Norman Lear: Just Another Version of You Movie Review: A Sensitive Portrait of a Socially Conscious Mind

Written by Kristen Lopez

“Each of us is responsible for our own happiness,” says television producer and impresario Norman Lear. And Lear, 90 years young, has found plenty of happiness in his own life that it’s hard to fathom all the additional happiness he brought to others with his television shows, capturing hearts and opening up minds.

It’s said there was a time “before Norman” and “after Norman,” and in Norman Lear: Just Another Version of You audiences see what the world was like, both before and after Lear’s ground-breaking television shows asked audiences to think and act. His socially critical and controversial television shows – All in the Family, Maude, Good Times, and The Jeffersons – brought new stories into people’s homes, giving them points of view they’d never seen before.

Lear grew up watching his father go to jail under shadowy circumstances. “At nine I was forced to become an adult, but that kid still existed inside me” and a child representation of Lear depicting the events the producer attacked with his child-like whimsy are represented throughout Lear’s story. Shuttled from uncle to uncle before settling with his grandparents, it’s no wonder so many of the shows he concocted dealt with the inner fractures of the nuclear family. In many ways, All in the Family’s Archie Bunker (played by Carroll O’Connor) was based on Lear’s father; he was a man who loved his child, but who, too often, devolved into violence and prejudice.

Bunker was a means of exorcising Lear’s past demons while allowing others to laugh at people’s ignorance. When shown an impassioned speech O’Connor’s Bunker gives about his father, Lear fights back tears and admits there are still old wounds buried deep in regards to his family. Lear also provides wistful reminisces about O’Connor, admitting the two butted heads frequently. In one of many sobering acceptances of death Lear poignantly asks how O’Connor would feel about the current political troubles of today.

But other than a means of reconciling with his past, Lear’s shows were created in the hopes of waking people up. His shows came out during a time of revolution and questioning about government, social issues and the distinctions between people. “Human beings are a little foolish [and] that knits us together.” All in the Family, with its conservative vs. progressive characters arguing over things affecting the average Joe right outside his front door, was subversive enough to put Lear on President Richard Nixon’s infamous “Enemies” list.

Other series, like Maude, tackled feminist issues including abortion and racial complications and it was in regards to the latter where Lear wasn’t quite one with popular opinion.
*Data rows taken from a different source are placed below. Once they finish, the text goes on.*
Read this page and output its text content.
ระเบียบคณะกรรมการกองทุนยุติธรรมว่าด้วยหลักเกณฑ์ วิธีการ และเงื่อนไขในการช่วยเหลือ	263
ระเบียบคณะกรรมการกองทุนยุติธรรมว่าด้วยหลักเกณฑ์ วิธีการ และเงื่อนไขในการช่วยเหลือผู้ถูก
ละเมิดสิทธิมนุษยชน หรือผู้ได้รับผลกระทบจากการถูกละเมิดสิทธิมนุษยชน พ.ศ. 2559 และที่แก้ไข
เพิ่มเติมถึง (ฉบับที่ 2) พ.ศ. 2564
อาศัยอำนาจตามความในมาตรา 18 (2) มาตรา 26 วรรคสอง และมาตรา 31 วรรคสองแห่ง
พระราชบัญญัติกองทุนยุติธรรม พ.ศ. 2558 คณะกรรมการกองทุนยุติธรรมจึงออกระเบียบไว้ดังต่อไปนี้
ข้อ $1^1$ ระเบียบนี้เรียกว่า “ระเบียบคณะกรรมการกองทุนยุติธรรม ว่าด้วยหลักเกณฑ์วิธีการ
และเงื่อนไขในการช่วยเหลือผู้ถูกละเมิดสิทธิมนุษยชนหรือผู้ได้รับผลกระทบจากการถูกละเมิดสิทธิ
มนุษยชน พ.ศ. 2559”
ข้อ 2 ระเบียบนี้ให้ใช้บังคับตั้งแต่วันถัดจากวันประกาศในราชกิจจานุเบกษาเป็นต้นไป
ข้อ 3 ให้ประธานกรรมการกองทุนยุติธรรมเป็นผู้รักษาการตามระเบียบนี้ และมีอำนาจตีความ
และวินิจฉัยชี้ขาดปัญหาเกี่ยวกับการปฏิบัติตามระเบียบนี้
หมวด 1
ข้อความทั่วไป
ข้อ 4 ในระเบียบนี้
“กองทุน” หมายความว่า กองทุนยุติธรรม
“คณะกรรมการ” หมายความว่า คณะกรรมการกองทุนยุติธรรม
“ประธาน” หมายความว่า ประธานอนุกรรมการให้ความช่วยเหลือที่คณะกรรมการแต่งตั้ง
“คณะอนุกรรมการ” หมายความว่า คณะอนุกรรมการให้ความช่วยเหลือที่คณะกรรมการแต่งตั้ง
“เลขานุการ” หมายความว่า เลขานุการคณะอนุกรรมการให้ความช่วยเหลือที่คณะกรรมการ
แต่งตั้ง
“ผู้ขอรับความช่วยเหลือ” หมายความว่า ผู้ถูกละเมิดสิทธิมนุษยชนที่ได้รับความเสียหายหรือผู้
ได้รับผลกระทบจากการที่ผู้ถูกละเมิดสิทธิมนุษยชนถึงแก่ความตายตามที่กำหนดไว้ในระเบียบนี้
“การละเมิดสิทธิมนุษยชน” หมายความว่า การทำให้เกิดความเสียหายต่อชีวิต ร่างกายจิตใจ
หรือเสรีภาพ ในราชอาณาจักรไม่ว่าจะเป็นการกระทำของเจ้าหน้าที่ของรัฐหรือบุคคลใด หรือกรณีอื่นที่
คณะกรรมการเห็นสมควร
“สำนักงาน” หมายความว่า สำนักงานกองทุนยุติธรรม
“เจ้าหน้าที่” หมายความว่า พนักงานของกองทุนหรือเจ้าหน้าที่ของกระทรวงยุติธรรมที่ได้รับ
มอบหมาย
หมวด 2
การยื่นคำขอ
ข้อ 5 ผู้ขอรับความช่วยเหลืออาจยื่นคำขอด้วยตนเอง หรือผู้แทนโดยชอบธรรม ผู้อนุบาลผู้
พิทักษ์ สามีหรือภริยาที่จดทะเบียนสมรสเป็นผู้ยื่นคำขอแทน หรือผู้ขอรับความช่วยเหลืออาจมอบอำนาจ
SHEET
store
What the cast of the African-American sitcom Good Times says about him and his inability to see past his own white privilege clashes with Lear’s own thoughts about the difficulties the cast provided. Ultimately, he tried to rectify the issues they brought up regarding the portrayal of African-Americans with The Jeffersons.

Despite his shows’ emphasis on blue collar workers and social issues, his work has a lasting appeal. Interview subjects like George Clooney and Russell Simmons discuss how Lear’s shows opened a dialogue regarding race and class, while comedian Amy Poehler’s devotion to Lear – even naming her son Archie – demonstrates the formative group of people “raised” by Lear’s on-screen families.

Lear’s off-screen family may lack the controversy of the households he created but there’s no denying their warmth. His first wife, Frances, was a feminist and manic depressive whose split from Lear broke his spirit. Later, humor rises as Lear recounts becoming a father again over the age of 65. But it’s hard not to imagine how fun his past parties were. His sit-down with Mel Brooks and Carl Reiner, two frequent visitors at his house, leave you hoping to be a fly on the wall. None of these three have lost their bluster and it’s pure joy watching them reminisce and enjoy their time together.

To Lear, others around you change with age, not yourself, and Norman Lear hasn’t lost any of the traits he started out with. Norman Lear: Another Version of You presents all the versions we’ve come to identify with – Lear the producer; Lear the activist; and we also get Lear, the man, which is the best of them all.